With a nod, he acquiesced and went to her, then set the stack on a clear patch of grass so the pelts didn’t get muddy. And with a quickness that shot her onto her hind legs, he emptied the buck of water over her with a splash. Flicking his eyebrows at his success, she swished her tail and sidestepped him. He dipped the bucket into the barrel of water.
She huffed at him. Her ears pointed forward, she was ready to fight over this. So was he. Those pelts would keep him from revealing his wealth to the villagers before he was ready. He should get at least two hundred gold for the lion pelt alone. Another fifty for the two bear pelts. But if mud got on them, the trip into the village would be for nothing.
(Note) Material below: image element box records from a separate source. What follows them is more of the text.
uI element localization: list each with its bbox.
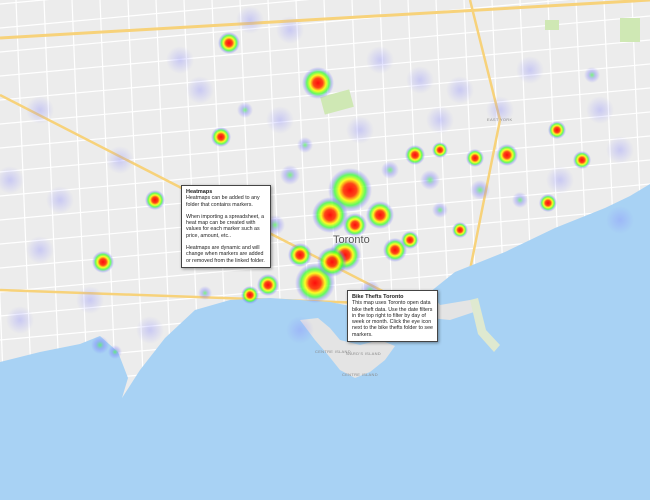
heatmap-layer xyxy=(0,6,634,359)
heat-spot xyxy=(288,243,312,267)
heat-spot xyxy=(539,194,557,212)
heat-spot-faint xyxy=(236,6,264,34)
heat-spot-faint xyxy=(286,316,314,344)
heat-spot xyxy=(452,222,468,238)
popup-title: Bike Thefts Toronto xyxy=(352,294,404,300)
heat-spot xyxy=(470,180,490,200)
heat-spot-faint xyxy=(136,316,164,344)
road xyxy=(0,15,650,77)
heatmaps-popup: Heatmaps Heatmaps can be added to any fo… xyxy=(181,185,271,268)
heat-spot-faint xyxy=(406,66,434,94)
heat-spot xyxy=(257,274,279,296)
heat-spot xyxy=(548,121,566,139)
road xyxy=(0,159,650,221)
road xyxy=(0,0,310,29)
heat-spot-faint xyxy=(346,116,374,144)
heat-spot-faint xyxy=(0,166,24,194)
heat-spot xyxy=(302,67,334,99)
heat-spot-faint xyxy=(266,106,294,134)
bike-thefts-popup: Bike Thefts Toronto This map uses Toront… xyxy=(347,290,438,343)
heat-spot xyxy=(401,231,419,249)
island-label: WARD'S ISLAND xyxy=(346,351,381,356)
heat-spot xyxy=(280,165,300,185)
road xyxy=(0,0,570,53)
heat-spot-faint xyxy=(26,236,54,264)
heat-spot xyxy=(381,161,399,179)
heat-spot xyxy=(317,247,347,277)
heat-spot-faint xyxy=(166,46,194,74)
heat-spot-faint xyxy=(366,46,394,74)
heat-spot xyxy=(145,190,165,210)
road xyxy=(0,87,650,149)
heat-spot-faint xyxy=(76,286,104,314)
island-label: CENTRE ISLAND xyxy=(342,372,378,377)
heat-spot xyxy=(496,144,518,166)
heat-spot-faint xyxy=(26,96,54,124)
heat-spot xyxy=(91,336,109,354)
heat-spot-faint xyxy=(46,186,74,214)
heat-spot xyxy=(584,67,600,83)
parks xyxy=(320,18,640,115)
heat-spot-faint xyxy=(6,306,34,334)
island-label: CENTRE ISLAND xyxy=(315,349,351,354)
leslie-spit xyxy=(470,298,500,352)
heat-spot-faint xyxy=(586,96,614,124)
heat-spot xyxy=(237,102,253,118)
popup-title: Heatmaps xyxy=(186,189,213,195)
heat-spot xyxy=(218,32,240,54)
heat-spot xyxy=(405,145,425,165)
heat-spot-faint xyxy=(276,16,304,44)
popup-text: This map uses Toronto open data bike the… xyxy=(352,300,433,338)
heat-spot xyxy=(383,238,407,262)
heat-spot-faint xyxy=(426,106,454,134)
heat-spot xyxy=(573,151,591,169)
heat-spot xyxy=(343,213,367,237)
popup-text: Heatmaps can be added to any folder that… xyxy=(186,195,260,208)
heat-spot-faint xyxy=(486,96,514,124)
heat-spot xyxy=(198,286,212,300)
heat-spot-faint xyxy=(606,136,634,164)
city-label: Toronto xyxy=(333,234,370,246)
road xyxy=(0,135,650,197)
popup-text: When importing a spreadsheet, a heat map… xyxy=(186,213,265,239)
road xyxy=(0,0,650,40)
district-label: EAST YORK xyxy=(487,117,513,122)
heat-spot xyxy=(466,149,484,167)
heat-spot xyxy=(297,137,313,153)
heat-spot-faint xyxy=(516,56,544,84)
popup-text: Heatmaps are dynamic and will change whe… xyxy=(186,245,265,264)
heat-spot xyxy=(432,202,448,218)
heat-spot-faint xyxy=(606,206,634,234)
heat-spot xyxy=(366,201,394,229)
heat-spot xyxy=(241,286,259,304)
heat-spot xyxy=(211,127,231,147)
heat-spot xyxy=(512,192,528,208)
heat-spot-faint xyxy=(186,76,214,104)
heat-spot-faint xyxy=(106,146,134,174)
heat-spot xyxy=(432,142,448,158)
heat-spot xyxy=(312,197,348,233)
heat-spot-faint xyxy=(546,166,574,194)
heat-spot xyxy=(108,345,122,359)
heat-spot-faint xyxy=(446,76,474,104)
toronto-islands xyxy=(300,318,395,378)
heat-spot xyxy=(420,170,440,190)
heat-spot xyxy=(92,251,114,273)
He lifted the bucket to toss the water. She leapt to the side. He followed, she went the other way. He made like he was following but tossed the bucket just right to catch her in the face as she leapt back. She whinnied as he pointed a finger at her and laughed. He kept laughing as he dried and saddled her. She stood still, whimpering sadly. He knew it was crocodile tears, but still pressed his cheek to hers once he had finished.
It took some effort to lift the stack onto his shoulder. The moment he was ready to put it on her back and tie it to the saddle, she took two steps to the side. He barely kept on his feet from the weight of the stack falling until his arms were stretched. His fingers ached to keep from dropping it into the mud.
He huffed.
She showed her teeth like she was laughing at him.
Another step to the side as he lifted the stack back onto his shoulders. He stomped his feet at her with gritted teeth. She lowered her head and tail and stepped over to him. He affectionately stroked her nose and put the stack on her back. With a leap, he was in the saddle, turning her toward the village.
Vigora giddily leapt into a gallop. He patted her neck as he leaned and held on. He smiled brightly. The morning air brushed across his unshaven cheeks and puffed his shirt, cooling his chest. She leaned to the side as she veered off the road. She began to take high leaps over logs and then even higher to return to the dirt road. Each time, he slid his hand down the reins to pat approval on her long neck. Trees and grass, and long fields being tilled for sowing, fell behind them in blurs of greens and yellows and browns. Ditches had been dug on either side of the road which Vigora leapt over with glee in a zig zag across it.
It was only when the first house came into view, a stone one with a slated roof surrounded by a partially tilled wheat field, that Draka slowed her down by loosening his knees on her sides. She begrudgingly slowed to a trot as they passed the house. Two women stopped their chores to watch him from the porch. His only thought as he passed them with a polite grin and nod was that they were a vision of night and day: one dark haired and one light. The light one got wide-eyed and slapped at the other’s arm, who raised a brow at him.
He would have to think about how to introduce himself to them properly soon. It was still a long time before his vow of silence ended, which would make it difficult but not impossible. They were his neighbors after all.